Rasha menyambarnya dengan kasar, membantingnya ke atas meja serambi depan dan berdiri dengan tatapan amarah membara.

“Kau yang tak punya hati Laras! Tidakkah kau sadar? Kau sedang berusaha merebut suamiku dari sisiku. Kau tahu lelaki itu telah beristri dan kau tetap tak mau menepi. Kaulah perempuan beku itu Laras! Bahkan setelah perselingkuhan terbongkar tak juga ada maaf terucap. Kau bahkan menyalahkan aku atas pengkhianatan kalian. Kau yang kejam menuduhku perempuan tak berperasaan hanya demi menutupi perbuatanmu yang memalukan. Mencintai suami orang bukan perbuatan perempuan terhormat!” Tajam kata-kata Rasha menyayat jiwanya lebih dalam.

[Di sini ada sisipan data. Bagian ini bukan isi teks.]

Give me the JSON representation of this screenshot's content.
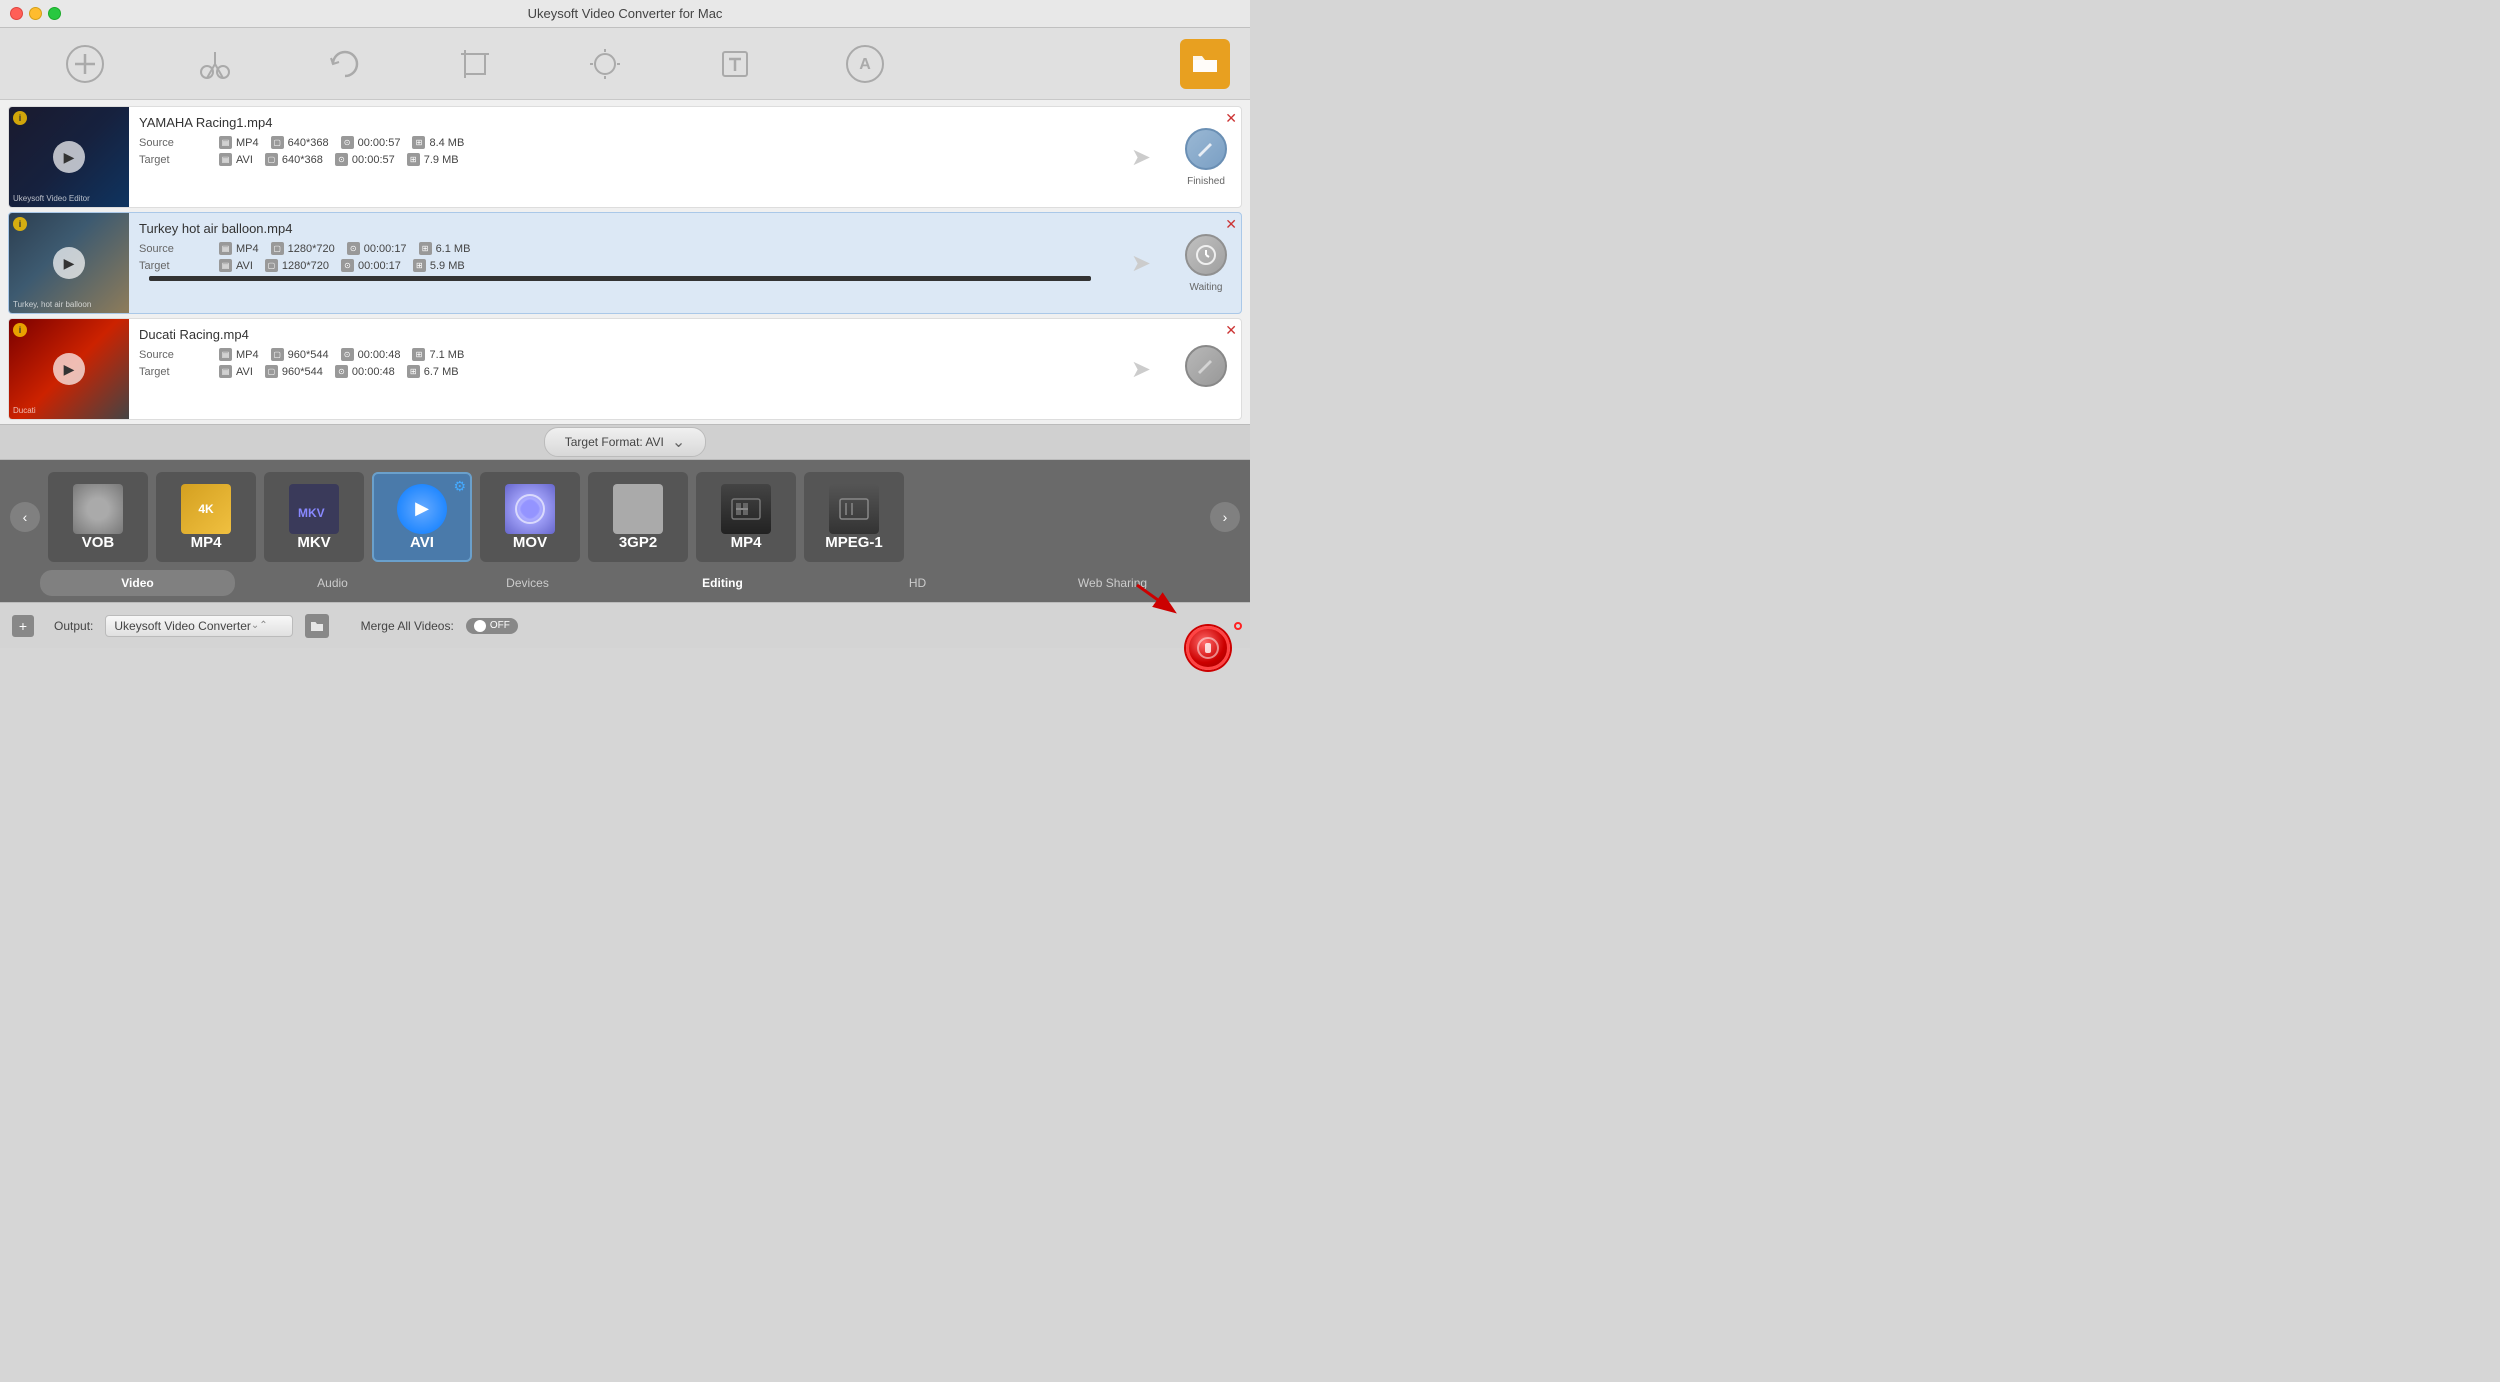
{
  "app": {
    "title": "Ukeysoft Video Converter for Mac"
  },
  "toolbar": {
    "buttons": [
      {
        "id": "add",
        "icon": "+",
        "label": ""
      },
      {
        "id": "cut",
        "icon": "✂",
        "label": ""
      },
      {
        "id": "rotate",
        "icon": "↺",
        "label": ""
      },
      {
        "id": "crop",
        "icon": "⊡",
        "label": ""
      },
      {
        "id": "effect",
        "icon": "✱",
        "label": ""
      },
      {
        "id": "watermark",
        "icon": "T",
        "label": ""
      },
      {
        "id": "audio",
        "icon": "A",
        "label": ""
      }
    ],
    "folder_icon": "📁"
  },
  "files": [
    {
      "id": "file1",
      "name": "YAMAHA Racing1.mp4",
      "thumbnail_type": "yamaha",
      "source": {
        "format": "MP4",
        "resolution": "640*368",
        "duration": "00:00:57",
        "size": "8.4 MB"
      },
      "target": {
        "format": "AVI",
        "resolution": "640*368",
        "duration": "00:00:57",
        "size": "7.9 MB"
      },
      "status": "Finished",
      "status_type": "finished"
    },
    {
      "id": "file2",
      "name": "Turkey hot air balloon.mp4",
      "thumbnail_type": "balloon",
      "source": {
        "format": "MP4",
        "resolution": "1280*720",
        "duration": "00:00:17",
        "size": "6.1 MB"
      },
      "target": {
        "format": "AVI",
        "resolution": "1280*720",
        "duration": "00:00:17",
        "size": "5.9 MB"
      },
      "status": "Waiting",
      "status_type": "waiting",
      "has_progress": true,
      "progress": 100
    },
    {
      "id": "file3",
      "name": "Ducati Racing.mp4",
      "thumbnail_type": "ducati",
      "source": {
        "format": "MP4",
        "resolution": "960*544",
        "duration": "00:00:48",
        "size": "7.1 MB"
      },
      "target": {
        "format": "AVI",
        "resolution": "960*544",
        "duration": "00:00:48",
        "size": "6.7 MB"
      },
      "status": "",
      "status_type": "pending"
    }
  ],
  "target_format_bar": {
    "label": "Target Format: AVI",
    "chevron": "⌄"
  },
  "formats": [
    {
      "id": "vob",
      "name": "VOB",
      "type": "vob"
    },
    {
      "id": "mp4-4k",
      "name": "MP4",
      "type": "mp4-4k",
      "sub": "4K"
    },
    {
      "id": "mkv",
      "name": "MKV",
      "type": "mkv"
    },
    {
      "id": "avi",
      "name": "AVI",
      "type": "avi",
      "selected": true,
      "has_gear": true
    },
    {
      "id": "mov",
      "name": "MOV",
      "type": "mov"
    },
    {
      "id": "3gp2",
      "name": "3GP2",
      "type": "3gp2"
    },
    {
      "id": "mp4-hd",
      "name": "MP4",
      "type": "mp4-hd"
    },
    {
      "id": "mpeg1",
      "name": "MPEG-1",
      "type": "mpeg1"
    }
  ],
  "format_tabs": [
    {
      "id": "video",
      "label": "Video",
      "active": true
    },
    {
      "id": "audio",
      "label": "Audio",
      "active": false
    },
    {
      "id": "devices",
      "label": "Devices",
      "active": false
    },
    {
      "id": "editing",
      "label": "Editing",
      "active": false
    },
    {
      "id": "hd",
      "label": "HD",
      "active": false
    },
    {
      "id": "web-sharing",
      "label": "Web Sharing",
      "active": false
    }
  ],
  "bottom_bar": {
    "output_label": "Output:",
    "output_value": "Ukeysoft Video Converter",
    "merge_label": "Merge All Videos:",
    "toggle_off": "OFF",
    "convert_btn_label": ""
  }
}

Tak ada yang mampu dia ucapkan, tak ada kata yang berhasil dirangkai sebagai pembelaan. Kata-kata Rasha begitu telak merobohkan harga diri yang tersisa. Dan dia hanya bisa diam tergugu, menunduk menyembunyikan semua kekalahan yang tak mampu dihindarinya.

***

Senja kedua bulan ketiga, di sudut serambi depan rumah, diantara semburat jingga yang menelusup diantara dedaunan dan diantara gemerisik ilalang yang seolah ingin mengusik kesunyian. Ditatapnya lelaki didepannya yang tertunduk tanpa kata. Tak mampu berkata tepatnya. Tak mampu mengelak oleh semua cerca yang ditumpahkannya.